In the above case, despite the negative capital, an entity may apply for a guarantee for its credit obligation if it also fulfils the other legal requirements.

What does the company have to submit together with the application?

In applying for credit, the borrower must provide the bank with the most recent financial statements and a description of its business position due to the consequences of COVID-19, together with an indication of the total proceeds of the borrower’s sales in 2019 and the amount of labor costs for 2019. The Borrower must determine the amount, maturity and purpose of the credit required. The lender must also provide a statement that the loan will be used to fund the core business. 

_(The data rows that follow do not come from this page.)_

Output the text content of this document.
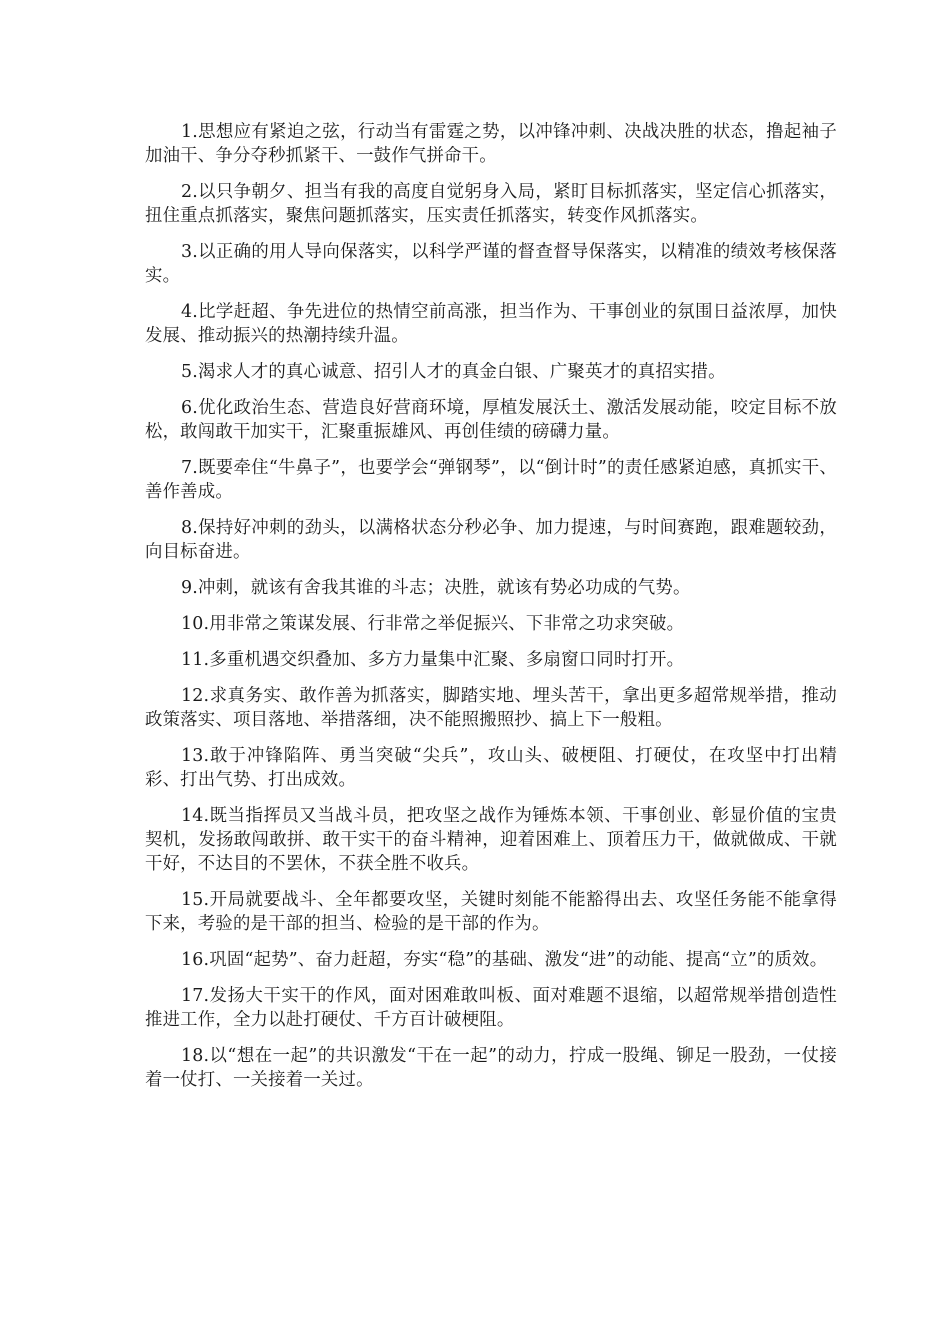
1.思想应有紧迫之弦，行动当有雷霆之势，以冲锋冲刺、决战决胜的状态，撸起袖子加油干、争分夺秒抓紧干、一鼓作气拼命干。

2.以只争朝夕、担当有我的高度自觉躬身入局，紧盯目标抓落实，坚定信心抓落实，扭住重点抓落实，聚焦问题抓落实，压实责任抓落实，转变作风抓落实。

3.以正确的用人导向保落实，以科学严谨的督查督导保落实，以精准的绩效考核保落实。

4.比学赶超、争先进位的热情空前高涨，担当作为、干事创业的氛围日益浓厚，加快发展、推动振兴的热潮持续升温。

5.渴求人才的真心诚意、招引人才的真金白银、广聚英才的真招实措。

6.优化政治生态、营造良好营商环境，厚植发展沃土、激活发展动能，咬定目标不放松，敢闯敢干加实干，汇聚重振雄风、再创佳绩的磅礴力量。

7.既要牵住“牛鼻子”，也要学会“弹钢琴”，以“倒计时”的责任感紧迫感，真抓实干、善作善成。

8.保持好冲刺的劲头，以满格状态分秒必争、加力提速，与时间赛跑，跟难题较劲，向目标奋进。

9.冲刺，就该有舍我其谁的斗志；决胜，就该有势必功成的气势。

10.用非常之策谋发展、行非常之举促振兴、下非常之功求突破。

11.多重机遇交织叠加、多方力量集中汇聚、多扇窗口同时打开。

12.求真务实、敢作善为抓落实，脚踏实地、埋头苦干，拿出更多超常规举措，推动政策落实、项目落地、举措落细，决不能照搬照抄、搞上下一般粗。

13.敢于冲锋陷阵、勇当突破“尖兵”，攻山头、破梗阻、打硬仗，在攻坚中打出精彩、打出气势、打出成效。

14.既当指挥员又当战斗员，把攻坚之战作为锤炼本领、干事创业、彰显价值的宝贵契机，发扬敢闯敢拼、敢干实干的奋斗精神，迎着困难上、顶着压力干，做就做成、干就干好，不达目的不罢休，不获全胜不收兵。

15.开局就要战斗、全年都要攻坚，关键时刻能不能豁得出去、攻坚任务能不能拿得下来，考验的是干部的担当、检验的是干部的作为。

16.巩固“起势”、奋力赶超，夯实“稳”的基础、激发“进”的动能、提高“立”的质效。

17.发扬大干实干的作风，面对困难敢叫板、面对难题不退缩，以超常规举措创造性推进工作，全力以赴打硬仗、千方百计破梗阻。

18.以“想在一起”的共识激发“干在一起”的动力，拧成一股绳、铆足一股劲，一仗接着一仗打、一关接着一关过。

In the event that the borrower also has a loan that is subject to a deferral under the law governing the emergency measure of deferring the payment of the borrower’s obligations, the borrower must also provide information on the amount of the borrower’s obligations under this loan.

Does the state guarantee obligation apply to the full amount of the principal amount of the loan?

No. The amount of the guarantee for an individual loan is 70% of the loan principal given to a company classified as large, or 80% of the loan principal given to a company classified as micro, small or medium-sized enterprises. 

In the case of the gradual repayment of the borrower’s obligations, for which the Republic of Slovenia has assumed a guarantee obligation, the liability of the RS as a guarantor shall also be reduced proportionally.

Is obtaining a state guarantee free of charge?

No. An annual premium is calculated on the basis of the guarantee obtained. 1 basis point equals 0.0001 the amount of the principal outstanding at the relevant time.

If the borrower is classified as micro, small and medium-sized enterprises, the annual premium for the first year is 25 basis points; 50 basis points for the second and third years and 100 basis points for the fourth and fifth years.

If the borrower qualifies as a large company, the annual premium for the first year is 50 basis points; 100 basis points for the second and third year; 200 basis points for the fourth and fifth years.

Does the borrower have any restrictions on the payment of profits during the state guarantee?

For a borrower who has been granted a loan by a bank that receives measures under the ZDLPE law, the following prohibitions apply from the time the loan application is submitted to the expiration of the bank’s right to exercise the right to a guarantee:

– prohibition of payment of profits,

– prohibition of payment of business performance awards to members of management,

– the prohibition on the purchase of own shares or shares, and

– prohibition of payment of other financial liabilities to parent or affiliated companies or owners.